Да и почему не любить Витю? Мальчик уважительный, всем в радость. Ну, с отцом не всегда ладит: и божественные слова его переносит с трудом, и, видать, стыдно ему, что отец на весь мир глядит сквозь медную полушку. Выпалил ему намедни:

— Вы, папенька, вылитый старый Чичиков. Павлушке своему все уши прожужжали про карьеру да про копейку, как тот своему. Послушайте, что Гоголь про это пишет! «Смотри же, Павлуша, учись, не дури и не повесничай, а больше всего угождай учителям и наставникам. Коли будешь угождать начальнику, го, хоть и в науке не успеешь и таланту бог не дал, все пойдешь в ход и всех опередишь. С товарищами не водись, они тебя добру не научат; а если уж пошло на то, так водись с теми, которые побогаче, чтобы при случае могли быть тебе полезными. Не угощай и не потчевай никого, а веди себя лучше так, чтобы тебя угощали, а больше всего береги и копи копейку: эта вещь надежнее всего на свете. Товарищ или приятель тебя надует и в беде первый тебя выдаст, а копейка не выдаст, в какой бы беде ты ни был. Все сделаешь и все прошибешь на свете копейкой». Ну что, папенька, про вас и писано! А вы хоть бы книжку почитали, совсем заржавели, как катерининский пятак! — И ловко он про эту монету напомнил, что у отца на божнице хранится…

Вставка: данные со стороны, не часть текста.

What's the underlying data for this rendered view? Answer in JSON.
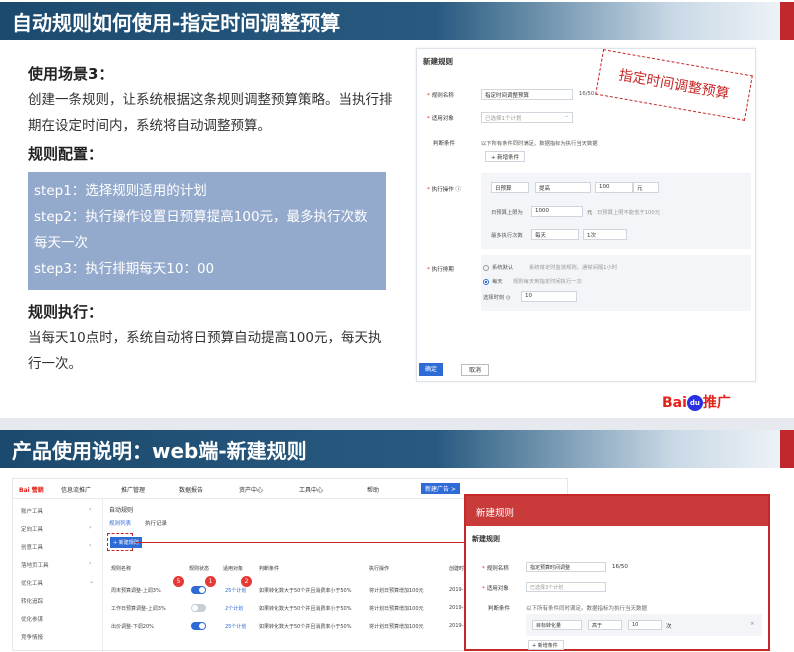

Так рассуждала про себя Варвара Ивановна, вовсе не держа в мыслях что-то против своего первенца. Но когда отец начал всячески подчеркивать свою привязанность к нему, она открыто благоволила Вите.

Павлу скоро передались эти нелады в семье, он на время охладел к Вите и усвоил по отношению к нему менторский тон. «Витя! — писал он. — Поздравляю с днем твоего рождения, желаю, чтобы ты учился хорошо, чтоб был первым учеником и был здоров, счастлив и не раздражал папашу… Раз заведи порядок, что, как придешь из училища, учи уроки, а потом играй. Сделай так, как я тебе говорю, считай это своей обязанностью, а потом тебе легко уже будет исполнять это. И еще: учись писать хорошенько. Это самое главное конторское знание. Если ты пишешь хорошо, то и дело тебе лучше дадут, тому же, кто скверно пишет, хорошего дела не дадут. Твой брат П. Ногин».